Enfin, soit, je réagis parfois ostensiblement à de tels comportements. Pas méchamment, plutôt en me marrant… En ville, à vélo, même sans pistes cyclables, on se déplace plus vite que les voitures, alors se faire doubler entre deux feux-rouges, deux carrefours,… Je m’en moque.

La situation était donc, de mon point de vue de cycliste, risible. Rue de Livourne, Ixelles. Le cabriolet me double (en roulant trop vite), je le dépasse, il me redouble, je le rattrape au feu rouge. Tranquillement. Je me marre. Visiblement ça ne lui plaît pas. Il s’énerve derrière sont volant. Gesticule. M’insulte. Sort de sa voiture (moteur allumé, au feu rouge, à l’arrêt dans la ZAC). Me menace de mort (rien que ça). Comme ça. Moi le « connard de cycliste » qui roule plus vite que lui. « Et qui cherche quoi ? ».

Rien.

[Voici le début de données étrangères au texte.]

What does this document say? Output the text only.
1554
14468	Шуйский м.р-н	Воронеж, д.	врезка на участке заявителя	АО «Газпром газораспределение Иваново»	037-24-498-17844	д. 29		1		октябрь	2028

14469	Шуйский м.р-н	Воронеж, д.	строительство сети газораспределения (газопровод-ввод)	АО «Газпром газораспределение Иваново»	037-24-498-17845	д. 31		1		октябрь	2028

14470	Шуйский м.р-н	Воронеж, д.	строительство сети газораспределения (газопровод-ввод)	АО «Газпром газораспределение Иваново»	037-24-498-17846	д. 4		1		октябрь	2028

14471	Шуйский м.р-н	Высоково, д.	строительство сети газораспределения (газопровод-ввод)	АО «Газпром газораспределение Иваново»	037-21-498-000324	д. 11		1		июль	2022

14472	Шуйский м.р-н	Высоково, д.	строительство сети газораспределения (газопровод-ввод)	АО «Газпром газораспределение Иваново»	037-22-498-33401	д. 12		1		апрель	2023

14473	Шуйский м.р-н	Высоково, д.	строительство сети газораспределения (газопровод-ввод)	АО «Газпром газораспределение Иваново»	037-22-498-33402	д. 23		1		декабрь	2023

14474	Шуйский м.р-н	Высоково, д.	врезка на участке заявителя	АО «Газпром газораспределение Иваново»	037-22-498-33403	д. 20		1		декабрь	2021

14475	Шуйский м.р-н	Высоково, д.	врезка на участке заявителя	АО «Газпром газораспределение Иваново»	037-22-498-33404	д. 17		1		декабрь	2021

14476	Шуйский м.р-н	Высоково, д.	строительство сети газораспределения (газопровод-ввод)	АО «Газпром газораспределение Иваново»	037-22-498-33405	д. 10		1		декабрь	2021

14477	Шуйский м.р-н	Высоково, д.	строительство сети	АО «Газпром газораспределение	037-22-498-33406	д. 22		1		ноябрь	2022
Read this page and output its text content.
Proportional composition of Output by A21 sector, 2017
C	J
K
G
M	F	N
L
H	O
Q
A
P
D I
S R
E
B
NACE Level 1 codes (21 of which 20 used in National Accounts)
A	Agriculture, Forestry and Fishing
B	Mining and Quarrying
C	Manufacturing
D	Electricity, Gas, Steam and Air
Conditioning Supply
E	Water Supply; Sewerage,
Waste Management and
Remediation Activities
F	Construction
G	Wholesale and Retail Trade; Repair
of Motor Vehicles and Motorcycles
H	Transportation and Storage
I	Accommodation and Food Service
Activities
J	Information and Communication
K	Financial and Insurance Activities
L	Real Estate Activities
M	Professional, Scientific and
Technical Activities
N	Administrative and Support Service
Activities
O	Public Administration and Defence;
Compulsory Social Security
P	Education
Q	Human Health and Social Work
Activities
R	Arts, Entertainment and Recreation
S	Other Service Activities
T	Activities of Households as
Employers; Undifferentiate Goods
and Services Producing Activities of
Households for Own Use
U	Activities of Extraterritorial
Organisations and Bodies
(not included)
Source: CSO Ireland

Je me déplace à vélo, parce que c’est plus rapide, plus efficace, plus propre.
Mais dois-je risquer ma vie et me faire menacer, pour aller travailler à vélo, à Bruxelles?

Les Itinéraires Cyclable Régionaux sont décidément plein de surprises.

(La vidéo n’est pas de moi, mais se déroule dans le contexte urbain décrit par ces billets…)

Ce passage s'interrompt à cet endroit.